Popular games for platform Microcomputer

31.03.1973

Hunt the Wumpus is an early computer game, based on a simple hide and seek format featuring a mysterious monster (the Wumpus) that lurks deep inside a network of rooms. It was originally a text-based game written in BASIC and has since been ported to various programming languages and platforms including graphical versions. The original text-based version of Hunt the Wumpus uses a command line text interface. A player of the game enters commands to move through the rooms or to shoot "crooked arrows" along a tunnel into one of the adjoining rooms. There are twenty rooms, each connecting to three others, arranged like the vertices of a dodecahedron or the faces of an icosahedron (which are identical in layout). Hazards include bottomless pits, super bats (which drop the player in a random location, a feature duplicated in later, commercially published adventure games, such as Zork I, Valley of the Minotaur, and Adventure), and the Wumpus itself. The Wumpus is described as having sucker feet (to escape the bottomless pits) and being too heavy for a super bat to lift. When the player has deduced from hints which chamber the Wumpus is in without entering the chamber, he fires an arrow into the Wumpus's chamber to kill it. The player wins the game if he kills the Wumpus. However, firing the arrow into the wrong chamber startles the Wumpus, which may cause it to move to an adjacent room. The player loses if he or she is in the same room as the Wumpus (which then eats him or her) or a bottomless pit.

31.12.1973

Lemonade Stand is a business simulation game created in 1973 by Bob Jamison of the Minnesota Educational Computing Consortium. Charlie Kellner ported the game to the Apple II platform in February 1979. Throughout the 1980s Apple Computer included Lemonade Stand (along with other software) with the purchase of their systems. The game simulates a child's lemonade stand, where choices made by the player regarding prices, advertising, etc. will determine the success or failure of the enterprise. The game owed its success to offering just enough variables to make a complex challenge for users, but still providing a simply-grasped addictive introduction to the offsetting priorities facing a business. The choice of the right prices and quantities on the day of a heat-wave could instill the satisfaction unique to a greatly profitable private enterprise. The player is first given a weather report for the day (sunny, cloudy or hot and dry, each accompanied by a color drawing) and is prompted for three values: the number of glasses of lemonade to make, the number of advertising signs, and the cost of lemonade per glass.
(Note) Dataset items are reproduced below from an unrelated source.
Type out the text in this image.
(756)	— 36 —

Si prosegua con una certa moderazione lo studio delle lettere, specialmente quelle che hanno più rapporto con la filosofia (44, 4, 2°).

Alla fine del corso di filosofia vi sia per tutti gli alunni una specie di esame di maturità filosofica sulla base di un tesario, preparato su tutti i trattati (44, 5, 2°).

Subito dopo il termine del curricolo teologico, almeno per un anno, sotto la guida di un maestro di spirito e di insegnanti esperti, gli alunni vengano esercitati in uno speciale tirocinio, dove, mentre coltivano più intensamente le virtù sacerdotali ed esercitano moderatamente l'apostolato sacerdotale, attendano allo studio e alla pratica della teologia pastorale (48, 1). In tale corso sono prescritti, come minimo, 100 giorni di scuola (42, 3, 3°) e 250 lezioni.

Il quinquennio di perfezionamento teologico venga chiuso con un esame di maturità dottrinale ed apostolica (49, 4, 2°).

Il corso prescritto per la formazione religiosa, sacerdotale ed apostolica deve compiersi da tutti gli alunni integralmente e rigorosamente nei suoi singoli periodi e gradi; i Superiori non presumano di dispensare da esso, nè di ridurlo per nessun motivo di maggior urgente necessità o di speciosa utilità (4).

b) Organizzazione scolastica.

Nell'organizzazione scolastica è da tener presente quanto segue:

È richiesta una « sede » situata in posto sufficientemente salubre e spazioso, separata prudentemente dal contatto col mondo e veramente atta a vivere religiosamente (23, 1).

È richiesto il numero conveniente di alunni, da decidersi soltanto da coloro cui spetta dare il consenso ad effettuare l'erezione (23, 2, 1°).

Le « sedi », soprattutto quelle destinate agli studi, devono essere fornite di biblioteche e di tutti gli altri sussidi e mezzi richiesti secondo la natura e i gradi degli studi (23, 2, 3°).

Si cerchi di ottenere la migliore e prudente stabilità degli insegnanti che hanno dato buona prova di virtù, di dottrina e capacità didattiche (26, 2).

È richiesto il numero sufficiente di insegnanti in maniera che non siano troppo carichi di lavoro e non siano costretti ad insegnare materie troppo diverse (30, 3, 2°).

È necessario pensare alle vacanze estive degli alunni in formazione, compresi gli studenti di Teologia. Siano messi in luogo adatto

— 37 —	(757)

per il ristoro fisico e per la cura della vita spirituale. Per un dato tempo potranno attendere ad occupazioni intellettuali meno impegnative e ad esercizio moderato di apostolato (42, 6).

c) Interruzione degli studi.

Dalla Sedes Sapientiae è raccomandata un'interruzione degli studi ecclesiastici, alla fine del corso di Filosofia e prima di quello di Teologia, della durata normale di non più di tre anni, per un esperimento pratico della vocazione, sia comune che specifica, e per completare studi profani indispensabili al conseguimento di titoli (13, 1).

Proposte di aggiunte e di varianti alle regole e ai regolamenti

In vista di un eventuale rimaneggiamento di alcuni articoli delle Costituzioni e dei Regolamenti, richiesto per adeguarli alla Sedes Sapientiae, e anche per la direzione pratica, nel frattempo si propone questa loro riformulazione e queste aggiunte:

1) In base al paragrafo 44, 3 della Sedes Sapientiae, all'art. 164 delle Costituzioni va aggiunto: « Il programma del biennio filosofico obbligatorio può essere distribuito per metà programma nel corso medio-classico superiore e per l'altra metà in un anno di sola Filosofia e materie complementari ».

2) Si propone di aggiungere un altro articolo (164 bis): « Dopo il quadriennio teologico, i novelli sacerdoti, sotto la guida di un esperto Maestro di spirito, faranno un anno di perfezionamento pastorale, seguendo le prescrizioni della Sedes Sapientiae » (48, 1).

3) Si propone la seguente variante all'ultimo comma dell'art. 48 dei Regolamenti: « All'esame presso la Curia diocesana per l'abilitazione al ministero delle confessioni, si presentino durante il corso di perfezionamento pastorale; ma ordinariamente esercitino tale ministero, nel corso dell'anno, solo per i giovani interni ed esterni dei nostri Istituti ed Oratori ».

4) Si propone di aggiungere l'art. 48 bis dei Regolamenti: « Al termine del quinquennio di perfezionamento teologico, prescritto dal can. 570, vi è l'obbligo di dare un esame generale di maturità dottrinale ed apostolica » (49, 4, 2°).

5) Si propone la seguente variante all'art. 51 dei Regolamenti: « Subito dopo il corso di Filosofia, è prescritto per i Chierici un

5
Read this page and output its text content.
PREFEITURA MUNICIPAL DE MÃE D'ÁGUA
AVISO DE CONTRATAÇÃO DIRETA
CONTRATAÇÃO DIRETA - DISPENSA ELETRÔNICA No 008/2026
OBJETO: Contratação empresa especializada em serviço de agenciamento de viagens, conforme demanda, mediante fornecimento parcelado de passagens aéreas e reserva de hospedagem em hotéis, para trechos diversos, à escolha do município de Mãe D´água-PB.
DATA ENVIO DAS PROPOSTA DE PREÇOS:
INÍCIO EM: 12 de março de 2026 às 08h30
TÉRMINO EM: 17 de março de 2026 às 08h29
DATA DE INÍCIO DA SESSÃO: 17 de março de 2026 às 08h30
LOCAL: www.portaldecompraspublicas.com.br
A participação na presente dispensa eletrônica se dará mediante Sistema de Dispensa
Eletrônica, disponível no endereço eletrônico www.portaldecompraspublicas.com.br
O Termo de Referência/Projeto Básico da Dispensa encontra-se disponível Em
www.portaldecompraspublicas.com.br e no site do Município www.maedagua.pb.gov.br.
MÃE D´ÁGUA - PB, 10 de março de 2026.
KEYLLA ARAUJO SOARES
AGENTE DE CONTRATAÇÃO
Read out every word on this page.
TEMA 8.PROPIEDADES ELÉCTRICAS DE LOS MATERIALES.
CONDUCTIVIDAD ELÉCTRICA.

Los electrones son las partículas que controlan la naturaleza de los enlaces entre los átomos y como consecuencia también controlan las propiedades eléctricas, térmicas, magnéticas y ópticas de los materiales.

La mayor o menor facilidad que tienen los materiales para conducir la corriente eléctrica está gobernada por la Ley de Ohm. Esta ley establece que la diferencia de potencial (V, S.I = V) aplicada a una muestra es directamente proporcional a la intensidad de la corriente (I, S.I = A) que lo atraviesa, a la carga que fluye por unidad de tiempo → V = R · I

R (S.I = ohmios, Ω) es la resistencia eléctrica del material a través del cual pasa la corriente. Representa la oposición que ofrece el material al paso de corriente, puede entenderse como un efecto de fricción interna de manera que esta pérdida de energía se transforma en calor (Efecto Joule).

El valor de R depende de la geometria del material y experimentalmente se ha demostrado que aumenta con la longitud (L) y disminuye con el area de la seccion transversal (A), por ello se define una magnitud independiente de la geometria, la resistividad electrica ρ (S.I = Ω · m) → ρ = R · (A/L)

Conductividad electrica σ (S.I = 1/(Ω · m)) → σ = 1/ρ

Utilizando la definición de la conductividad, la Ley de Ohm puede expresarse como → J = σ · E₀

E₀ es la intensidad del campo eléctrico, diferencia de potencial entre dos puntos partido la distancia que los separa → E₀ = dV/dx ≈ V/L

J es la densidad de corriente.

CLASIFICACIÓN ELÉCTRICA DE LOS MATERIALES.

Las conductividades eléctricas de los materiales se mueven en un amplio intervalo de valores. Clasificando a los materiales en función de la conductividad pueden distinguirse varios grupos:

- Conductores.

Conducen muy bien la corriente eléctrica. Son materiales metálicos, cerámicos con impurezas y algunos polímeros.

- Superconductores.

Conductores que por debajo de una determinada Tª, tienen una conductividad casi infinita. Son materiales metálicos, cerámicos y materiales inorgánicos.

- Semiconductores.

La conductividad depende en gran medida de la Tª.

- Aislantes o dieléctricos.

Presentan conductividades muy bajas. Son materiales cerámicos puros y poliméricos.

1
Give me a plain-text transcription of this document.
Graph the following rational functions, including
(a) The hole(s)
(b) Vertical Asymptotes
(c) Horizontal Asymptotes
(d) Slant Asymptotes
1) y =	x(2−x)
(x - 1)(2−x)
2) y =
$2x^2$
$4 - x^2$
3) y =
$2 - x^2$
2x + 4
The program then gives a report of the earnings for that day. A thunderstorm, sometimes occurring on cloudy days and accompanied by a color animation, will void any profits and cause the player to lose any investment for the day. The game can be played either single-player or with up to 30 players (each player is independent and the sales of one do not affect another). The Apple II version included music, with bars from "Morning Mood," "Singin' in the Rain," "Raindrops Keep Fallin' on My Head," and "Summertime" played at appropriate moments.

01.04.1973

Mugwump is an early video game where the user is tasked with finding four "Mugwumps" that are randomly hidden on a 10x10 grid. It is a text-based game written in BASIC. The user enters a pair of single-digit co-ordinates in the range from 0 to 9 which are the x,y coordinates to scan. If a mugwump is at that location then the user is alerted. Otherwise the user is told the distance from the scanned coordinates to each of the mugwumps that are yet to be found. The game ends after ten turns or when all of the mugwumps have been found.

31.12.1968

A turn-based, strategic simulation of fourteen real battles of the American Civil War. In single player mode, you play as the Confederacy, while the computer controls the Union. Each turn you have to decide how to allocate your funds on food, ammunition and salaries and choose one out of eight strategies to use in battle (four offensive, four defensive). The sides with fewer casualties wins the battle, and whoever wins eight or more battles wins the war. The game was developed at Lexington High School by students L. Cram, L. Goodie, and D. Hibbard. In 1973, it was compiled and published on "101 BASIC Computer Games" by David H. Ahl, who credited G. Paul and R. Hess of "TIES" for adding a two-player mode

31.12.1980

Hezarin is a text-based adventure developed in 1980 by Steve Tinney, Alex Shipp and Jon Thackray.